The first time I heard of chef Peter Chang was on an episode of the Travel Channel’s
Bizarre Foods America with Andrew Zimmern, and I have had it on my restaurant bucket list ever since. Chef Peter Chang specializes in authentic Szechuan cuisine and is a James Beard finalist as well as a former chef of the Chinese Embassy in Washington, D.C. Imagine my surprise when I saw that a “Peter Chang” had opened in Katy, Texas. Could I finally taste the greatness of Chang’s award-winning cuisine in my own neighborhood?
After an online search to see if this was a
real Peter Chang restaurant, it was still unclear. In Eric Sandler’s article in
CultureMap, the owner of the Peter Chang in Katy, Stone Shi, stated that Chang was not involved in his restaurant but that all the chefs and the menu are from real Peter Chang locations. Was this another “
Mochi Sushi” situation, in which former Kata Robata chefs opened their own restaurant in Sugar Land using exactly the same menu?

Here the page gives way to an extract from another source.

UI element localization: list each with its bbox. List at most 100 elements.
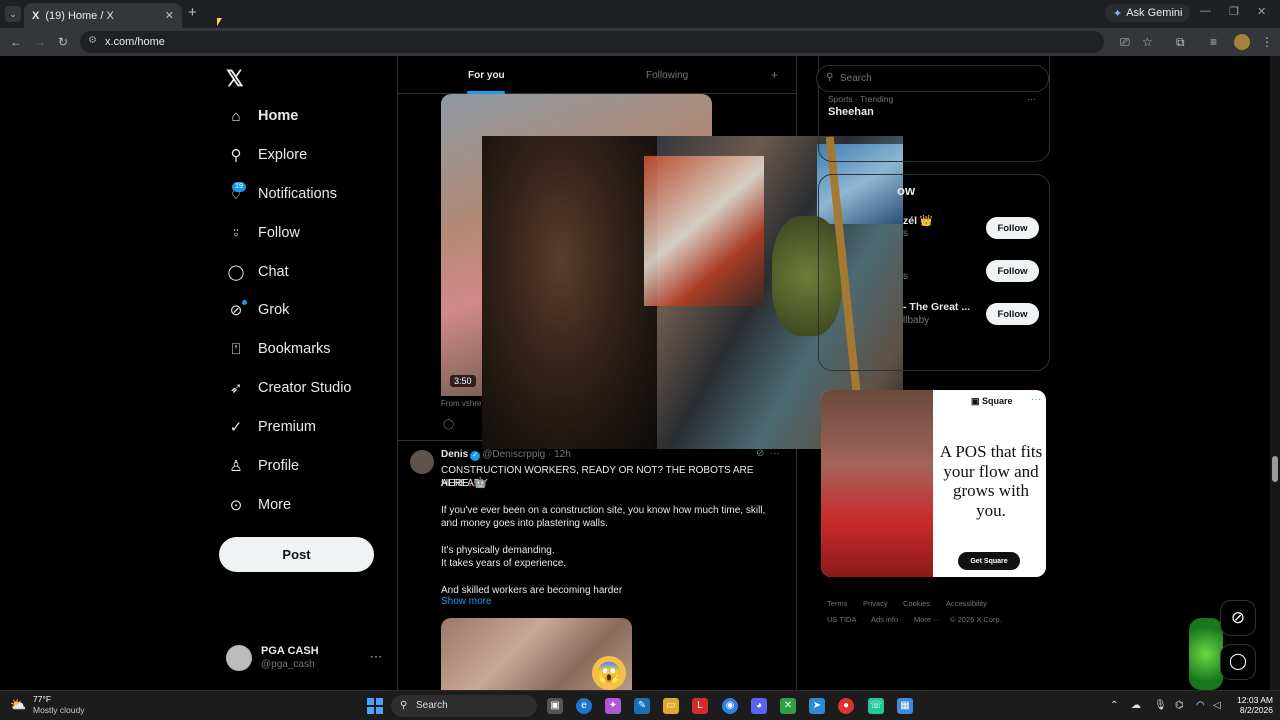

From my initial impression, it seems that every attempt is being made to connect this restaurant to the real Peter Chang. In its storefront signage, a similar font is used for the “Peter Chang,” the only difference being the inclusion of three peppers. The first question I asked my server was, “Is this Peter Chang associated with the original Peter Chang from Arlington, Virginia?” She stated that the owner was personal friends with chef Peter Chang and that his restaurant employed chefs who had previously worked at original Peter Chang locations. A
Washington Post quote referring to chef Peter Chang is included at the top of the menu, and the menu seems to be the same as the real Peter Chang menu almost word for word.
For appetizers, I tried the “Pan-Fried Pork Dumpling” and the “Szechuan Bang Bang Shrimp.” I wanted to compare the dumplings to others that I have had, and, being Asian, I have had my fair share. I realize that’s playing to stereotype, but that does not make it any less true. I ordered the shrimp at the suggestion of the waitress, who was informative and seemed knowledgeable about the menu. To my surprise, both the dumplings and the shrimp were disappointing. Did I overhype the restaurant in my mind, or was this a poor copycat of the original? The presentation of the shrimp was mildly appealing, but the flavor reminded me — if just for a second — of those samples they pass out at mall food courts. Not a terrible dish, and there was a nice sweetness with a hint of spice to it, but quite comparable to any sesame shrimp dish you've had before.
The dumplings were even worse. The dumpling casing was chewy and did not have any crisp to it despite being pan-fried. The pork meat inside was very compact and seemed more like the frozen variety than something made fresh. Perhaps it was poor execution on the part of the cooks that day, but the texture and flavor of the pork dumplings were unsatisfying.
For entrées, I had the “Szechuan Double-Cooked Beef” and the “Bamboo Flounder Fish.” The beef was very tender thanks to the cooking process, in which it was simmered and fried, but it could have used a bit more flavor. I prefer beef that has a strong enough flavor that it does not get lost when eaten with rice. The savior of my meal was the flounder. According to the menu, the “Bamboo Flounder Fish” is the “Winning dish figured at the Top 50 Newest Restaurants in America,” and it was perfectly executed by the cooks. The first bite of the batter on the fish literally melted in my mouth. And for $11.99, I felt as if I had cheated the restaurant and would gladly pay more. The presentation for such an affordable dish was pleasantly surprising and mimics the
presentation used by chef Peter Chang. The spices were not overpowering, and had a subtle kick that lingered a bit.
The interior decor of the restaurant left a lot to be desired. Odd tangerine patterns were mixed in with blue and purple wallpaper. If Punky Brewster designed a Chinese restaurant, this might be it. The servers were polite, enthusiastic and ready to recommend several dishes, but some steps in service were severely lacking. This may have been a result of the fact that there were only two servers to handle the entire restaurant during lunch. I did not see my server after entrées were delivered, at least not until I flagged her down (which I had to do) to get my check. Management did visit every table and several staff members were available for drink refills and table bussing, so the restaurant still provided adequate service overall, especially for an Asian restaurant. The extra rice provided when the server boxes your food up is a nice touch as well.
If you expect the Katy version of Peter Chang to be an extension of chef Peter Chang’s restaurant empire, you will be disappointed. But if you take a step back and appreciate the attempt at elevated, albeit copied, Szechuan cuisine, then you might enjoy the experience. It certainly is not worse than many of the existing Chinese restaurants in the area and has the potential to be better considering it has been open for only three weeks. I would definitely come back just for the flounder, which, at $11.99, is an absolute steal.